The Louvain Library was dedicated on July 4, 1928 in the presence of Crown Prince Leopold and Princess Astrid of Belgium, and a bronze bust of Mr. Hoover was unveiled in the Louvain Library. A clock and carillon of 48 bells in recognition of the then 48 United States were inaugurated at the same time. The clock and carillon were a gift of the Committee on War Memorial to American Engineers organized under the auspices of the United Engineering Society and affiliated engineering organizations. The Hoover Foundation for the Development of the University of Leuven-Louvain became also the recipient of an endowment given by the American Engineer's Committee for the upkeep of the clock and carillon. As discussed below the B.A.E.F. would play a role a half century later in the carillon's restoration.

The Foundation made a gift to the "Ecole Supérieure de Jeunes Filles" for the acquisition of a building in Brussels. The Foundation made a five-year grant in 1924 to the "Cercle des Alumni - Kring der Alumni" open to all persons who had received support from the Fondation Universitaire or the Belgian American Educational Foundation.

The starting capital of the Belgian American Educational Foundation in the first six years served as a conduit for further gifts in Belgium from the C.R.B. in liquidation. Because of the endowment gifts to institutions and the creation of new Foundations, it is more appropriate to take as the real starting capital of Belgian American Educational Foundation the assets that were held by this Foundation after completion in 1927 of all the mandates and transfers of the C.R.B. in liquidation. The principal assets of B.A.E.F. stood at $3,160,000 at the end of 1927.

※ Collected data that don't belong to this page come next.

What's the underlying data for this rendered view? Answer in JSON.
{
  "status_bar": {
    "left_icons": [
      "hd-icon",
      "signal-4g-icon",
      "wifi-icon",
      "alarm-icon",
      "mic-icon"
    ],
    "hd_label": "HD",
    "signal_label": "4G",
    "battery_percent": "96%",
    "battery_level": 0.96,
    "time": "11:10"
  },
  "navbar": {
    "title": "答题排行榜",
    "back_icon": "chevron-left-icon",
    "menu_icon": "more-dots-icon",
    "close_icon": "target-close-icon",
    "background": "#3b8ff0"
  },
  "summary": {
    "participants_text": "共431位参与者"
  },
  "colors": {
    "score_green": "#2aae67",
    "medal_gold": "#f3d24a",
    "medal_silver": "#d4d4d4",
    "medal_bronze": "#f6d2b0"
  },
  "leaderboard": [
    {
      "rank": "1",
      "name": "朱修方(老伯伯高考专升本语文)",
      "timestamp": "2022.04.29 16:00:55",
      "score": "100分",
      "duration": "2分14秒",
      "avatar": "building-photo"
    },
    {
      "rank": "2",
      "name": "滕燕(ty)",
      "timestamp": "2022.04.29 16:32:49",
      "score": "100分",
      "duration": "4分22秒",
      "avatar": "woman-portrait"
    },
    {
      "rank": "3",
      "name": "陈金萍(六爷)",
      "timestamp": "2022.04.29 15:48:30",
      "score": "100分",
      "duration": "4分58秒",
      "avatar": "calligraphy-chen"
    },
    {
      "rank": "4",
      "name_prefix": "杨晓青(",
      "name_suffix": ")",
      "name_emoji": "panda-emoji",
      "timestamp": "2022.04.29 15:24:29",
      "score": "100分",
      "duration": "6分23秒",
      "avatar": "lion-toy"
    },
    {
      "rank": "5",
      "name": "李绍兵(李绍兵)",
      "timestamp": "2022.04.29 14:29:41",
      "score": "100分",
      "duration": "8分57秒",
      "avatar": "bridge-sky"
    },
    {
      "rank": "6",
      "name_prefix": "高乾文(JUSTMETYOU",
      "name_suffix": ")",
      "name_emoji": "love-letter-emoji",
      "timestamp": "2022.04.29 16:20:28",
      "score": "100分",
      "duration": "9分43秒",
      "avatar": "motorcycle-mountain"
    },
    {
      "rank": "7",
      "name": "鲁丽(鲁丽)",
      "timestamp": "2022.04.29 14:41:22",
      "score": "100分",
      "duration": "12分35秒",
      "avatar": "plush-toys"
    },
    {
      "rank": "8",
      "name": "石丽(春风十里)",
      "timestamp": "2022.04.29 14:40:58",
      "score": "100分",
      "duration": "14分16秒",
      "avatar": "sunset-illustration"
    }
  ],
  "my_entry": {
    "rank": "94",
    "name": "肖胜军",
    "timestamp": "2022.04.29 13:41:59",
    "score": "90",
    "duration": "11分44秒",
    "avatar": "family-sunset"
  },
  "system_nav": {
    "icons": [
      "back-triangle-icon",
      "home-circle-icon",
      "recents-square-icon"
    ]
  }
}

The year 1927 is another important transition year in Belgium. Initiated by the speech of Seraing by King Albert I on October 1, 1927, a Committee was organized to foster scientific research through the Belgian National Fund for Scientific Research. The Fondation Universitaire played a large part in the organization and campaign for the National Fund, and both organizations selected Mr. Jean Willems as their common director. The Fondation Universitaire and the Belgian National Fund for Scientific Research would finally have in common the same President, Director, Treasurer as well as the Rectors of the Universities.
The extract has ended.